Philippe Couillard est excédé. Il se croit victime d'un traitement injuste. Il est le seul à avoir rendu public tous ses états financiers. Mais c'est lui qui doit se défendre depuis quelques jours, notamment à cause de son ancien compte dans un paradis fiscal. Alors que ses adversaires le «salissent» sans répondre eux-mêmes aux questions, s'est-il plaint lors d'un impromptu de presse samedi matin dans le Bas-Saint-Laurent.

«J'ai mis toute ma vie sur la table. Toute. Elle est toute là. Celle de mon épouse aussi. Alors de voir M. Legault qui pose des questions qui ont ni queue ni tête et de voir Mme Marois qui se sauve, ce n'est plus acceptable. C'est terminé, la récréation.»

Il somme ses deux adversaires de dévoiler leurs actifs, ainsi que ceux de leurs conjoints. «Est-ce qu'ils utilisent des fiducies? Ça aussi, ce sont des mécanismes pour profiter et tirer avantage des lois fiscales. Il faut mettre ça sur la table. C'est bien beau de poser des questions, mais moi, je suis tanné. C'est à eux de répondre aux questions maintenant.»

«C'est bien joli, les questions. Ça vous fait de beaux reportages, mais là, il faut poser des questions aux autres qui n'ont rien mis sur la table», a-t-il ajouté.

François Legault et Pauline Marois ont seulement dévoilé leur rapport d'impôt personnel, qui ne comprend pas leurs placements.

M. Couillard n'était pas résident fiscal canadien au début des années 90, et ne devait donc pas y payer d'impôt. Il travaillait en Arabie saoudite. Le taux d'imposition y était nul pour lui. Durant cette période, il a placé son argent à Jersey, un paradis fiscal, afin d'avoir le même taux d'imposition (nul) que dans son pays de résidence, mais dans une banque à charte canadienne, réputée plus digne de « confiance». 

Il est revenu au Québec en 1996, mais a conservé ce compte pendant quatre ans. Il n'y restait qu'environ le quart de la somme initiale, placée en épargne. Il dit avoir utilisé la majorité du 600 000 dollars pour réinstaller sa famille au Québec. Il assure avoir toutefois «tout déclaré» au fisc et avoir payé «tous les impôts» au taux du Canada.

Il s'est montré irrité quand on lui a demandé s'il fallait le croire sur parole. L'histoire «remonte à (presque) 20 ans». «Je veux bien faire de l'archéologie, mais je suis un peu limité», a-t-il dit, en expliquant que ces documents n'existaient plus. «Ce que je vous dirais cependant, si vous regardez mon train de vie, si vous regardez mes états financiers et ceux de mon épouse, franchement.
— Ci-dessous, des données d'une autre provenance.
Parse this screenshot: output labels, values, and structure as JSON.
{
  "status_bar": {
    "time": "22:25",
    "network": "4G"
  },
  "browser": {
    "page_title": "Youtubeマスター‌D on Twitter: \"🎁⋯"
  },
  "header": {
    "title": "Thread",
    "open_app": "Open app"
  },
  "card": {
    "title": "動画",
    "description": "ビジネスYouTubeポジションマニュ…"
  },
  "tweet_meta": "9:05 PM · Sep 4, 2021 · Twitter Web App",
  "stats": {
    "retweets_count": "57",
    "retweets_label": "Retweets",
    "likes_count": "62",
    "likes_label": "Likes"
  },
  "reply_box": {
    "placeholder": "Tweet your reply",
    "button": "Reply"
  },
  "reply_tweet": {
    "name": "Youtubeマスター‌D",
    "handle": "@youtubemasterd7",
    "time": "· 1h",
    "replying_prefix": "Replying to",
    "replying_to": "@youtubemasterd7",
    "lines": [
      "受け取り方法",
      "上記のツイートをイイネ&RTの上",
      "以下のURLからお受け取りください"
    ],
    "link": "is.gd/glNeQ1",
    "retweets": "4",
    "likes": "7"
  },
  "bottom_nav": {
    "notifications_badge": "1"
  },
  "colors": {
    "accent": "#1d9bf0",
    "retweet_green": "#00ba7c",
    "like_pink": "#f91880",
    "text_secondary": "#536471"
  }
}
Je ne me plains pas d'être pauvre, ce n'est pas ça que je veux dire, mais je ne nage pas dans l'opulence.» 

Contrats publics et caisse du PQ

Dans les années 90, les firmes de génie-conseil se seraient réparti des contrats publics grâce à une «vente aux enchères», et une partie de l'argent était en retour versée au Parti québécois, selon un rapport d'enquête dévoilé samedi dans La Presse.
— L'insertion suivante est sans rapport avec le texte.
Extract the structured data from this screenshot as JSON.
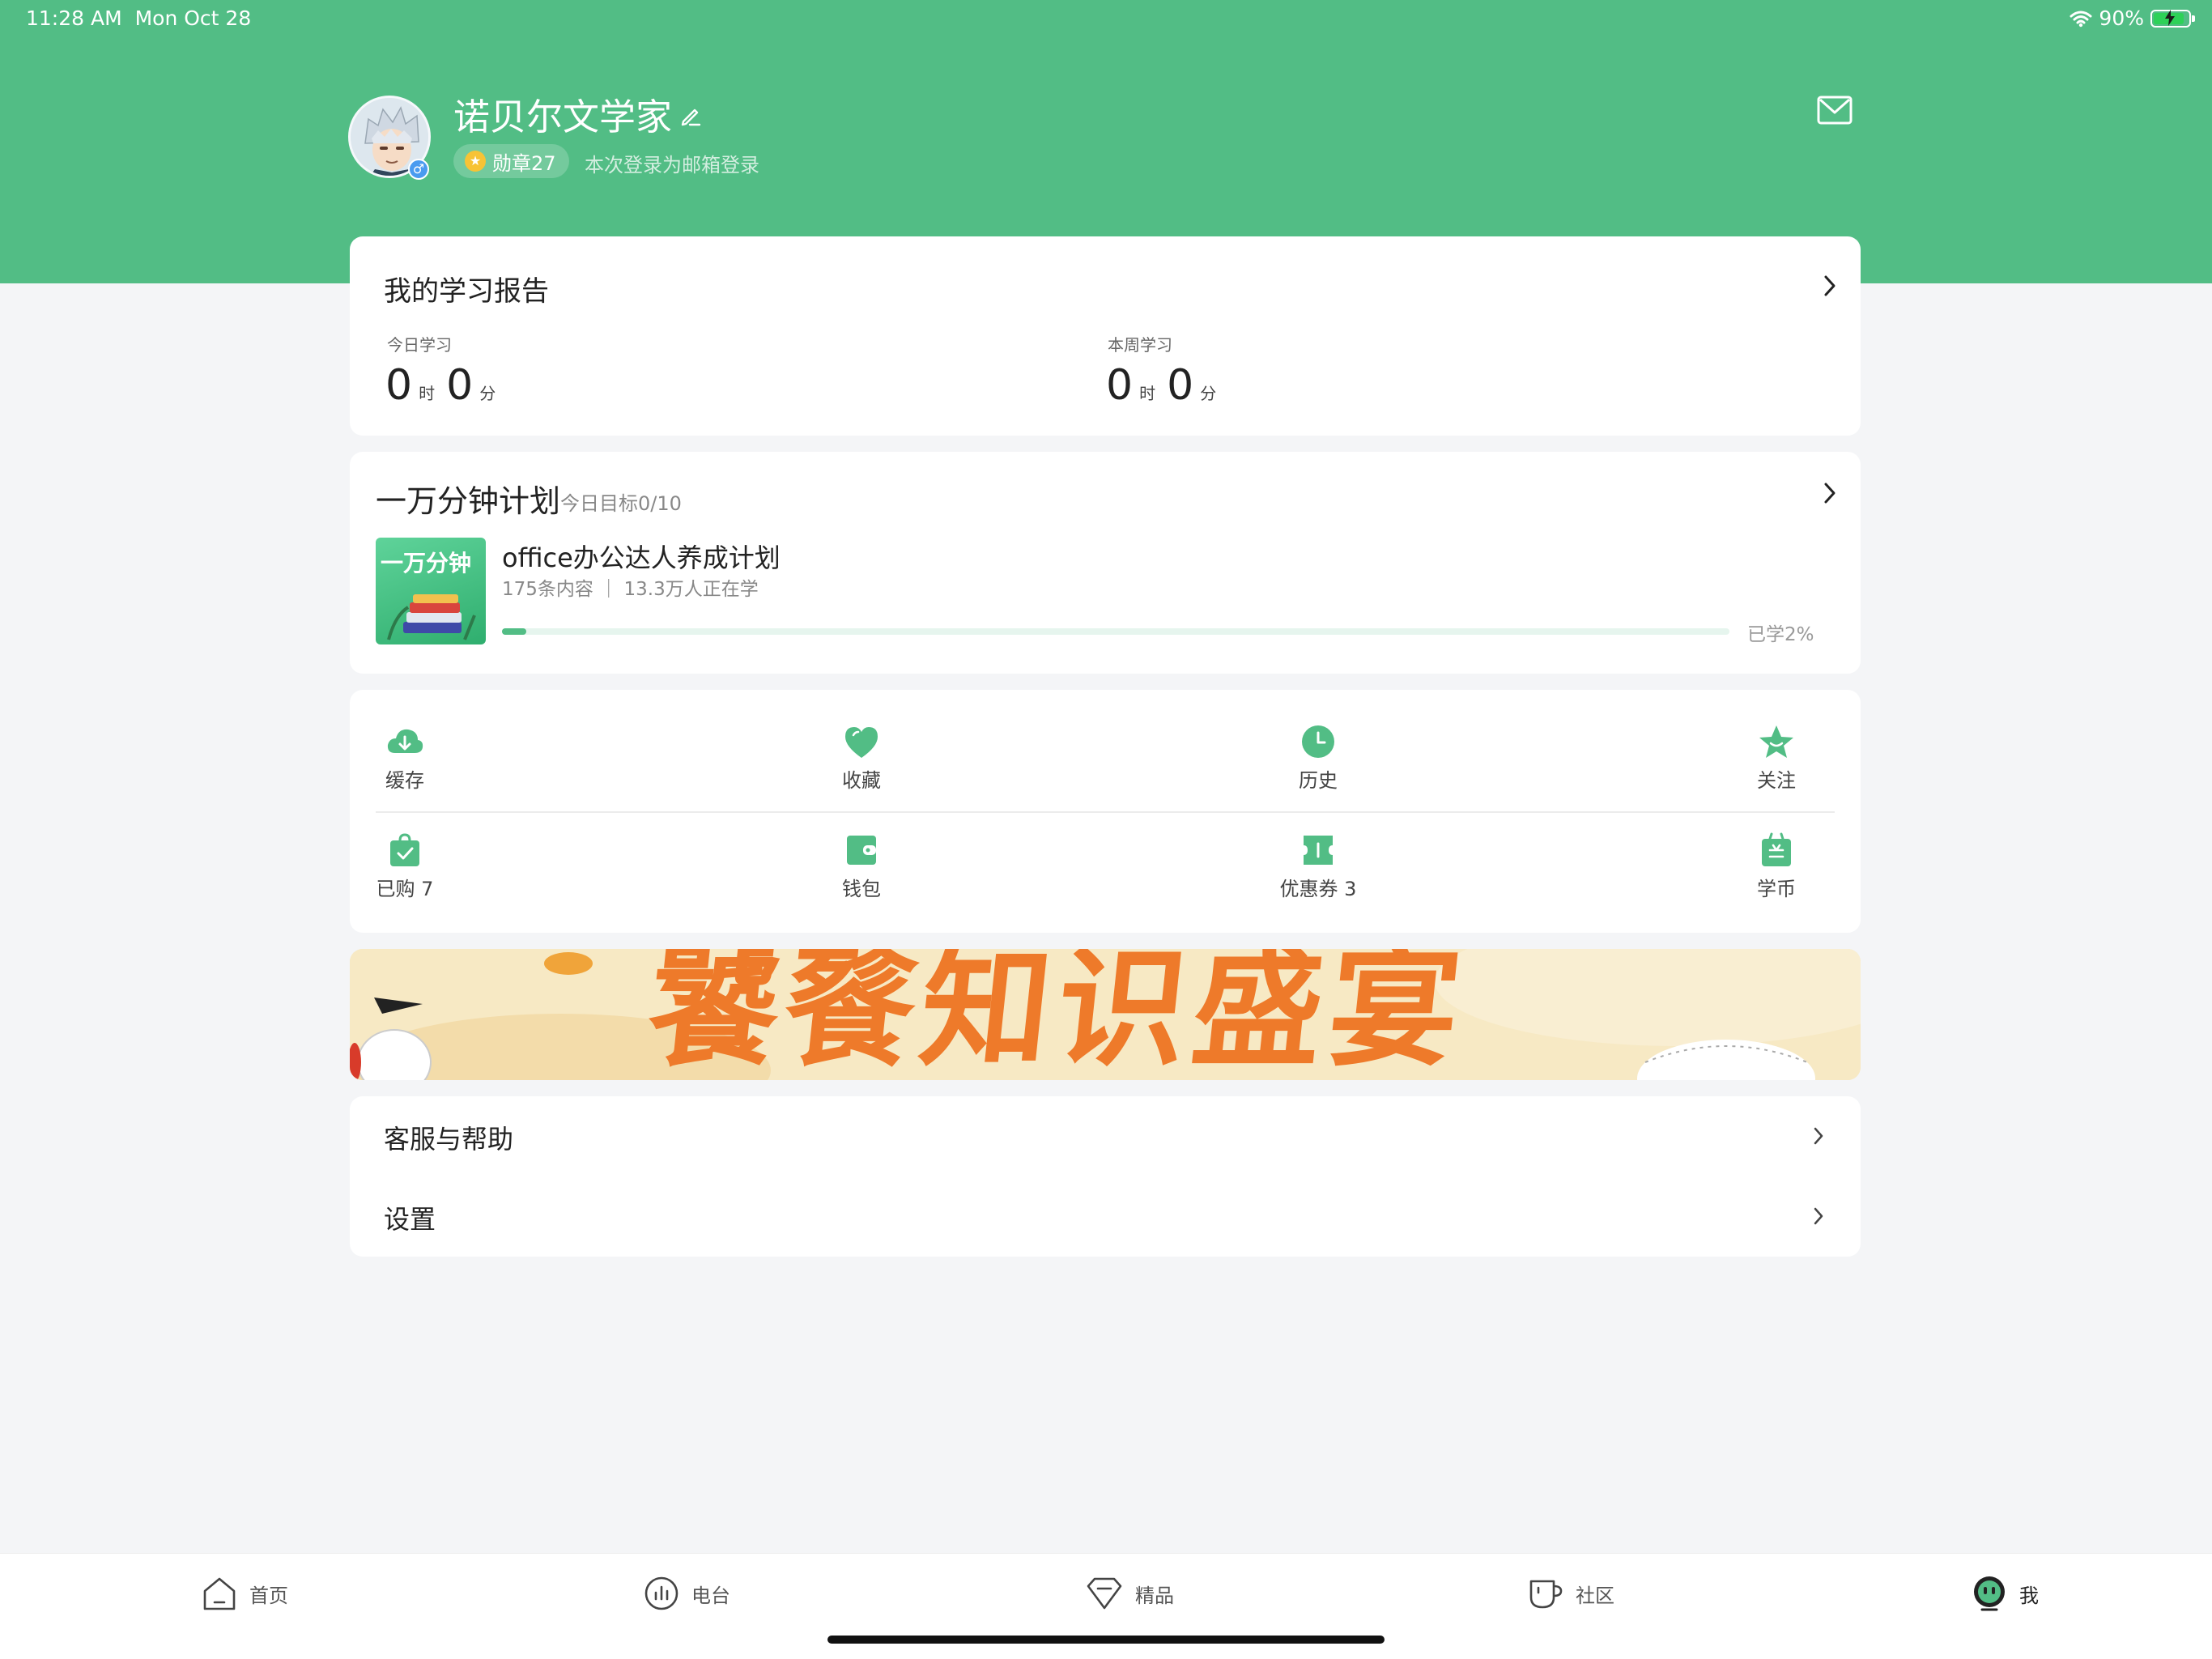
{
  "status_bar": {
    "time": "11:28 AM",
    "date": "Mon Oct 28",
    "battery": "90%",
    "battery_level": 0.9
  },
  "profile": {
    "username": "诺贝尔文学家",
    "badge_label": "勋章27",
    "login_note": "本次登录为邮箱登录",
    "gender_symbol": "♂",
    "icons": [
      "edit-icon",
      "mail-icon",
      "avatar"
    ]
  },
  "report": {
    "title": "我的学习报告",
    "today": {
      "label": "今日学习",
      "hours": "0",
      "hours_unit": "时",
      "minutes": "0",
      "minutes_unit": "分"
    },
    "week": {
      "label": "本周学习",
      "hours": "0",
      "hours_unit": "时",
      "minutes": "0",
      "minutes_unit": "分"
    }
  },
  "plan": {
    "title": "一万分钟计划",
    "daily_goal": "今日目标0/10",
    "cover_text": "一万分钟",
    "course_name": "office办公达人养成计划",
    "course_meta": "175条内容 ｜ 13.3万人正在学",
    "progress_percent": 2,
    "progress_label": "已学2%"
  },
  "shortcuts": {
    "row1": [
      {
        "label": "缓存",
        "icon": "cloud-download-icon"
      },
      {
        "label": "收藏",
        "icon": "heart-icon"
      },
      {
        "label": "历史",
        "icon": "clock-icon"
      },
      {
        "label": "关注",
        "icon": "star-icon"
      }
    ],
    "row2": [
      {
        "label": "已购 7",
        "icon": "shopping-bag-icon"
      },
      {
        "label": "钱包",
        "icon": "wallet-icon"
      },
      {
        "label": "优惠券 3",
        "icon": "coupon-icon"
      },
      {
        "label": "学币",
        "icon": "coin-icon"
      }
    ]
  },
  "banner": {
    "text": "饕餮知识盛宴"
  },
  "menu": [
    {
      "label": "客服与帮助"
    },
    {
      "label": "设置"
    }
  ],
  "tabbar": [
    {
      "label": "首页",
      "icon": "home-icon",
      "active": false
    },
    {
      "label": "电台",
      "icon": "radio-icon",
      "active": false
    },
    {
      "label": "精品",
      "icon": "diamond-icon",
      "active": false
    },
    {
      "label": "社区",
      "icon": "cup-icon",
      "active": false
    },
    {
      "label": "我",
      "icon": "me-icon",
      "active": true
    }
  ],
  "colors": {
    "brand_green": "#52bd85",
    "badge_gold": "#f7c335",
    "banner_orange": "#ee7a2a"
  }
}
Les noms de Pauline Marois et François Legault n'apparaissent pas dans ce rapport. M. Couillard dit ne pas vouloir «salir» ses adversaires. Mais selon lui, si on le rend coupable par association à cause de ses relations avec le sulfureux Arthur Porter, on pourrait faire la même chose avec le chef caquiste et la chef péquiste. «Si j'applique aujourd'hui la même logique que mes adversaires ont voulu m'appliquer dans les derniers jours; ils étaient à la même place au même moment, M. Legault et Mme Marois. Il y a ces révélations ce matin sur le système de financement avec les ventes aux enchères des contrats publics. Donc si je fais comme eux ont fait avec moi : ils sont impliqués là-dedans et ils doivent répondre aux questions et se justifier», a-t-il lancé.

Ne fait-il pas justement ce qu'il reproche? «Je vous illustre ce que ça fait, de faire de l'association», a-t-il répondu.